2. Per rispettare l'ordine istituzionale delle competenze, dopo la soppressione ope legis della commissione comunale integrata, le funzioni edilizie, prima esercitate a titolo consultivo dalla originaria commissione, sono trasferite all'ufficio comunale appositamente addetto (nel quale vengono cosi a concentrarsi i profili consultivi e quelli decisionali), mentre le funzioni di tutela ambientale (prima esercitate dagli esperti ambientali che integravano la commissione) ritornano all'organo regionale al quale originariamente compete la gestione del vincolo ambientale.
REPUBBLICA ITALIANA
IN NOME DEL POPOLO ITALIANO
LA CORTE SUPREMA DI CASSAZIONE
Composta dagli Ill.mi Sigg.ri
Magistrati: Camera di consiglio
Dott. DE MAIO Guido - Presidente - del 25/10/2006
Dott. ONORATO Pierluigi - est. Consigliere - SENTENZA
Dott. TERESI Alfredo - Consigliere - N. 1052
Dott. FRANCO Amedeo - Consigliere - REGISTRO GENERALE
Dott.
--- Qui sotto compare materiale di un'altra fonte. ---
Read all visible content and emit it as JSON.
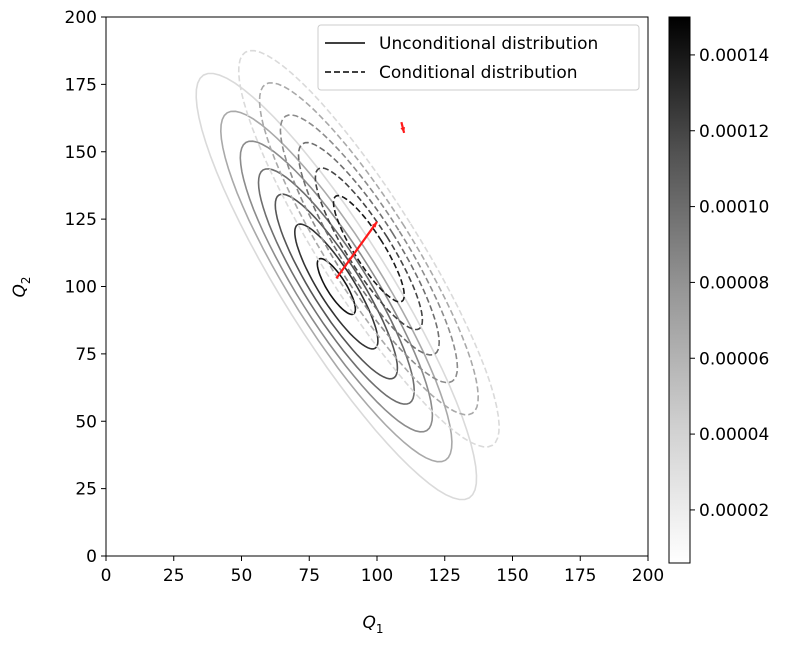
{
  "chart_data": {
    "type": "contour",
    "title": "",
    "xlabel": "Q",
    "xlabel_sub": "1",
    "ylabel": "Q",
    "ylabel_sub": "2",
    "xlim": [
      0,
      200
    ],
    "ylim": [
      0,
      200
    ],
    "xticks": [
      0,
      25,
      50,
      75,
      100,
      125,
      150,
      175,
      200
    ],
    "yticks": [
      0,
      25,
      50,
      75,
      100,
      125,
      150,
      175,
      200
    ],
    "legend": {
      "placement": "top-right",
      "entries": [
        {
          "label": "Unconditional distribution",
          "style": "solid"
        },
        {
          "label": "Conditional distribution",
          "style": "dashed"
        }
      ]
    },
    "colorbar": {
      "ticks": [
        "0.00002",
        "0.00004",
        "0.00006",
        "0.00008",
        "0.00010",
        "0.00012",
        "0.00014"
      ],
      "tick_values": [
        2e-05,
        4e-05,
        6e-05,
        8e-05,
        0.0001,
        0.00012,
        0.00014
      ],
      "range": [
        6e-06,
        0.00015
      ],
      "colormap": "Greys"
    },
    "series": [
      {
        "name": "Unconditional distribution",
        "style": "solid",
        "center": [
          85,
          100
        ],
        "contours": [
          {
            "level": 2e-05,
            "color": "#dadada",
            "rx": 19.5,
            "ry": 92.5,
            "angle": 32
          },
          {
            "level": 4e-05,
            "color": "#a9a9a9",
            "rx": 16.5,
            "ry": 76,
            "angle": 32
          },
          {
            "level": 6e-05,
            "color": "#8c8c8c",
            "rx": 14,
            "ry": 63,
            "angle": 32
          },
          {
            "level": 8e-05,
            "color": "#6f6f6f",
            "rx": 11.5,
            "ry": 51,
            "angle": 32
          },
          {
            "level": 0.0001,
            "color": "#555555",
            "rx": 9,
            "ry": 40,
            "angle": 32
          },
          {
            "level": 0.00012,
            "color": "#333333",
            "rx": 6.5,
            "ry": 27,
            "angle": 32
          },
          {
            "level": 0.00014,
            "color": "#151515",
            "rx": 3.5,
            "ry": 12,
            "angle": 32
          }
        ]
      },
      {
        "name": "Conditional distribution",
        "style": "dashed",
        "center": [
          97,
          114
        ],
        "contours": [
          {
            "level": 2e-05,
            "color": "#dadada",
            "rx": 18,
            "ry": 86,
            "angle": 32
          },
          {
            "level": 4e-05,
            "color": "#a9a9a9",
            "rx": 15.5,
            "ry": 72,
            "angle": 32
          },
          {
            "level": 6e-05,
            "color": "#8c8c8c",
            "rx": 13,
            "ry": 58,
            "angle": 32
          },
          {
            "level": 8e-05,
            "color": "#6f6f6f",
            "rx": 10.5,
            "ry": 46,
            "angle": 32
          },
          {
            "level": 0.0001,
            "color": "#444444",
            "rx": 8,
            "ry": 35,
            "angle": 32
          },
          {
            "level": 0.00012,
            "color": "#1a1a1a",
            "rx": 5.5,
            "ry": 23,
            "angle": 32
          }
        ]
      }
    ],
    "arrows": [
      {
        "from": [
          85,
          103
        ],
        "to": [
          100,
          124
        ],
        "color": "#ff1a1a"
      },
      {
        "from": [
          109,
          161
        ],
        "to": [
          110,
          157
        ],
        "color": "#ff1a1a"
      }
    ]
  }
}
IANNIELLO Antonio - Consigliere - N. 28340/2006
ha pronunciato la seguente:
SENTENZA
sul ricorso proposto da:
1) FERRACCIOLI Giovanni, nato ad Adria (RO) il 13.5.1942;
2) EBERRINI Luca, nato a Padova il 6.5.1964;
avverso la ordinanza resa il 2.5.2006 dal tribunale per il riesame di
Venezia;
Visto il provvedimento denunciato e il ricorso;
Udita la relazione svolta in Camera di consiglio dal Consigliere Dott.
ONORATO Pierluigi;
Udito il Pubblico Ministero in persona del Sostituto Procuratore
Generale Dott. PASSACANTANDO Guglielmo, che ha concluso chiedendo il
rigetto del ricorso;
Udito il difensore dell'indagato FERRACCIOLI Giovanni, avv. MOROSIN
Alessio, che ha insistito nel ricorso.
Osserva:
SVOLGIMENTO DEL PROCEDIMENTO
1 - Con ordinanza del 2.5.2006 il tribunale di Venezia, in sede di
riesame, ha confermato il decreto del 3.4.2006 con cui il G.I.P. dello
stesso tribunale aveva disposto il sequestro preventivo di un'area in
località Monsole del comune di Cona, oggetto di un piano di
lottizzazione in zona sottoposta a vincolo paesaggistico. Il Pubblico
Ministero procedeva contro Giovanni Ferraccioli, nella
qualità di amministratore unico della Plurinvest s.r.l., e
Eberrini Luca, nella qualità di responsabile del settore
edilizia privata del comune di Cona, per lottizzazione abusiva (D.P.R.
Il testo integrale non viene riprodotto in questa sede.